En l’espèce, il a précédemment été évoqué l’absence d’évaluation du taux de déficit fonctionnel permanent strictement imputable à la complication infectieuse en l’absence de consolidation, et l’absence de détermination des préjudices imputables à chacun des praticiens et établissement de soins survenus dans le cadre de la prise en charge de Madame [V] [H].
Si ces éléments ne faisaient pas obstacle à fixer une indemnité provisionnelle au bénéfice de Madame [H], il en va autrement pour la CPAM exerçant son recours subrogatoire.

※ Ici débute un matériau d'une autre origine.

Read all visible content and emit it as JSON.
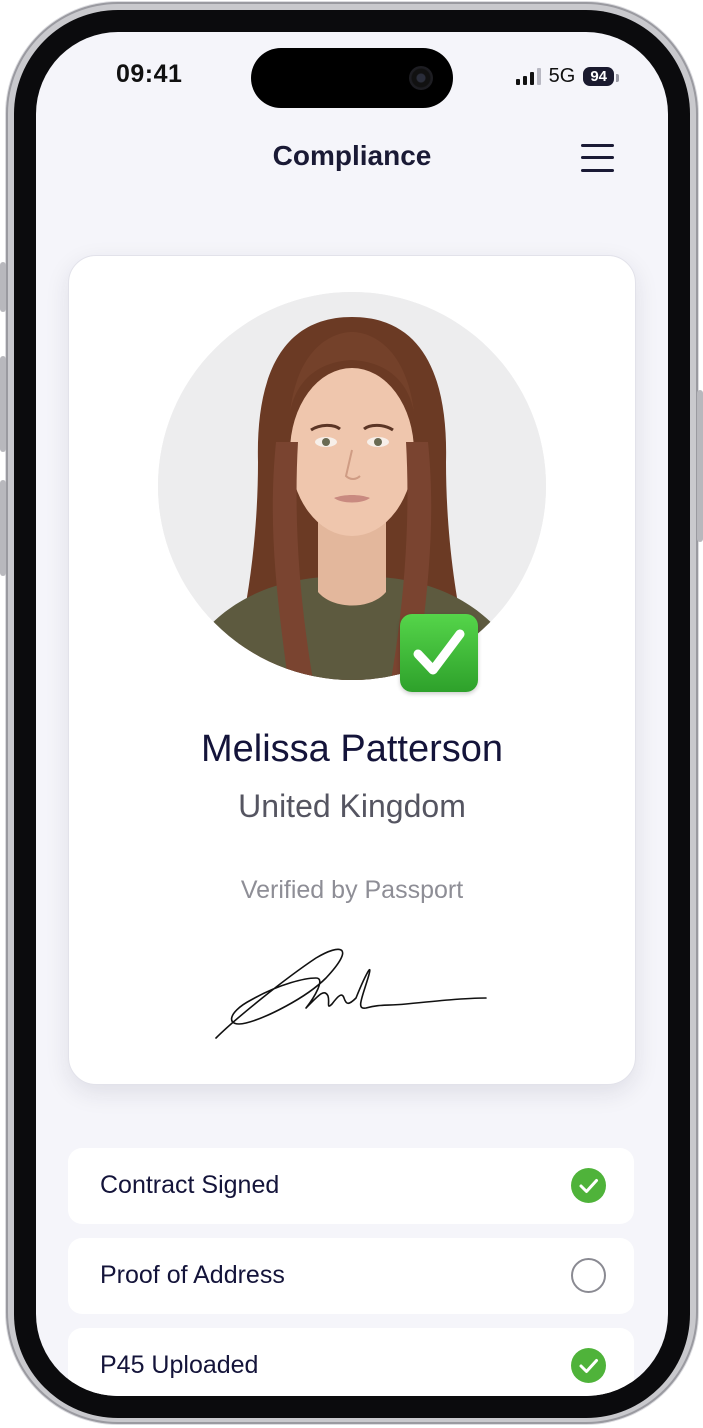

Par ailleurs, il n’appartient pas au juge des référés de liquider l’intégralité des postes de préjudices de Madame [H].
Enfin, il convient de noter qu’il n’est pas produit par la CPAM de la HAUTE-GARONNE une attestation d’imputabilité d’un médecin-conseil indépendant à la CPAM.

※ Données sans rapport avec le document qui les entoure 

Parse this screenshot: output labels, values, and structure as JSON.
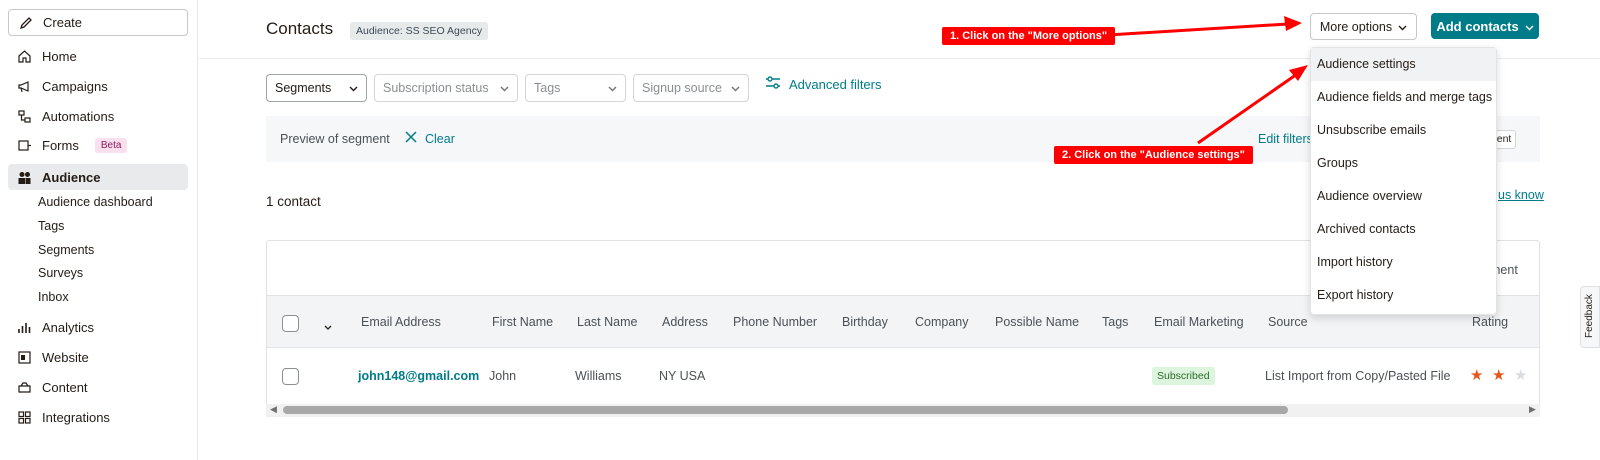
{
  "sidebar": {
    "create_label": "Create",
    "items": [
      {
        "label": "Home",
        "icon": "home-icon"
      },
      {
        "label": "Campaigns",
        "icon": "megaphone-icon"
      },
      {
        "label": "Automations",
        "icon": "flow-icon"
      },
      {
        "label": "Forms",
        "icon": "form-icon",
        "badge": "Beta"
      },
      {
        "label": "Audience",
        "icon": "audience-icon",
        "active": true
      },
      {
        "label": "Analytics",
        "icon": "bar-chart-icon"
      },
      {
        "label": "Website",
        "icon": "website-icon"
      },
      {
        "label": "Content",
        "icon": "content-icon"
      },
      {
        "label": "Integrations",
        "icon": "grid-icon"
      }
    ],
    "subitems": [
      "Audience dashboard",
      "Tags",
      "Segments",
      "Surveys",
      "Inbox"
    ]
  },
  "header": {
    "title": "Contacts",
    "audience_badge": "Audience: SS SEO Agency",
    "more_options": "More options",
    "add_contacts": "Add contacts"
  },
  "filters": {
    "segments": "Segments",
    "subscription_status": "Subscription status",
    "tags": "Tags",
    "signup_source": "Signup source",
    "advanced": "Advanced filters"
  },
  "preview": {
    "label": "Preview of segment",
    "clear": "Clear",
    "edit_filters": "Edit filters",
    "segment_btn": "ment"
  },
  "contact_count": "1 contact",
  "help_link": "us know",
  "table": {
    "right_label": "ment",
    "columns": [
      "Email Address",
      "First Name",
      "Last Name",
      "Address",
      "Phone Number",
      "Birthday",
      "Company",
      "Possible Name",
      "Tags",
      "Email Marketing",
      "Source",
      "Rating"
    ],
    "rows": [
      {
        "email": "john148@gmail.com",
        "first_name": "John",
        "last_name": "Williams",
        "address": "NY USA",
        "email_marketing": "Subscribed",
        "source": "List Import from Copy/Pasted File",
        "rating": 2,
        "rating_max": 3
      }
    ]
  },
  "dropdown": {
    "items": [
      "Audience settings",
      "Audience fields and merge tags",
      "Unsubscribe emails",
      "Groups",
      "Audience overview",
      "Archived contacts",
      "Import history",
      "Export history"
    ]
  },
  "annotations": {
    "step1": "1. Click on the \"More options\"",
    "step2": "2. Click on the \"Audience settings\""
  },
  "feedback": "Feedback",
  "colors": {
    "accent": "#007c89",
    "annotation": "#ff0000",
    "star": "#e4571c"
  }
}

Ainsi, eu égard à ces observations, et à ce stade de la procédure, il y a lieu de rejeter la demande de provision de la CPAM de la HAUTE-GARONNE.
Sur les demandes accessoires
En application de l’article 699 du code de procédure civile, la société RELYENS MUTUAL INSURANCE supportera les dépens de l’instance.
Il sera également alloué à Madame [V] [E] épouse [H] la somme de 1 000 € au titre de l’article 700 du code de procédure civile, que la société RELYENS MUTUAL INSURANCE sera condamnée à lui payer.
La CPAM des Pyrénées Orientales, et la société AREAS qui ont été régulièrement assignées, sont partie à la procédure, bien que ne comparaissant pas, de sorte que la demande tendant à ce que l’ordonnance lui soit déclarée commune et opposable est sans objet.
Enfin, il sera rappelé que par application de l’article 514 du code de procédure civile la présente ordonnance est exécutoire par provision.
PAR CES MOTIFS
Statuant publiquement, en référé, par ordonnance contradictoire susceptible d’appel, tous droits et moyens des parties réservés,
Donnons acte à la CPAM de la Haute Garonne de son intervention volontaire ;
Mettons hors de cause la CPAM des Pyrénées Orientales ;
Rejetons la demande de la CPAM de la Haute-Garonne en paiement d’une provision ;
Rejetons la demande de la CPAM de la Haute-Garonne au titre de l’article 700 du Code de procédure civile ;
Condamnons la société RELYENS MUTUAL INSURANCE en qualité d’assureur du Dr [T] et en qualité d’assureur de la POLYCLINIQUE SAINT ROCH à verser à Madame [V] [E] épouse [H] la somme de 50.000 € à titre de provision à valoir sur l’indemnisation de son préjudice ;
Condamnons la société RELYENS MUTUAL INSURANCE en qualité d’assureur du Dr [T] et en qualité d’assureur de la POLYCLINIQUE [Adresse 10] à supporter le coût des dépens de l’instance ;
Condamnons la société RELYENS MUTUAL INSURANCE en qualité d’assureur du Dr [T] et en qualité d’assureur de la POLYCLINIQUE SAINT ROCH à verser à Madame [V] [E] épouse [H] la somme de 1 000 € sur le fondement des dispositions de l’article 700 du code de procédure civile ;
Rejetons toutes les autres demandes plus amples ou contraires formées par les parties ;
Rappelons que la présente ordonnance est exécutoire par provision ;
Prononcé à la date de mise à disposition au greffe par Marie PACAUT, vice-président.
En foi de quoi, le président et le greffier ont signé la présente ordonnance.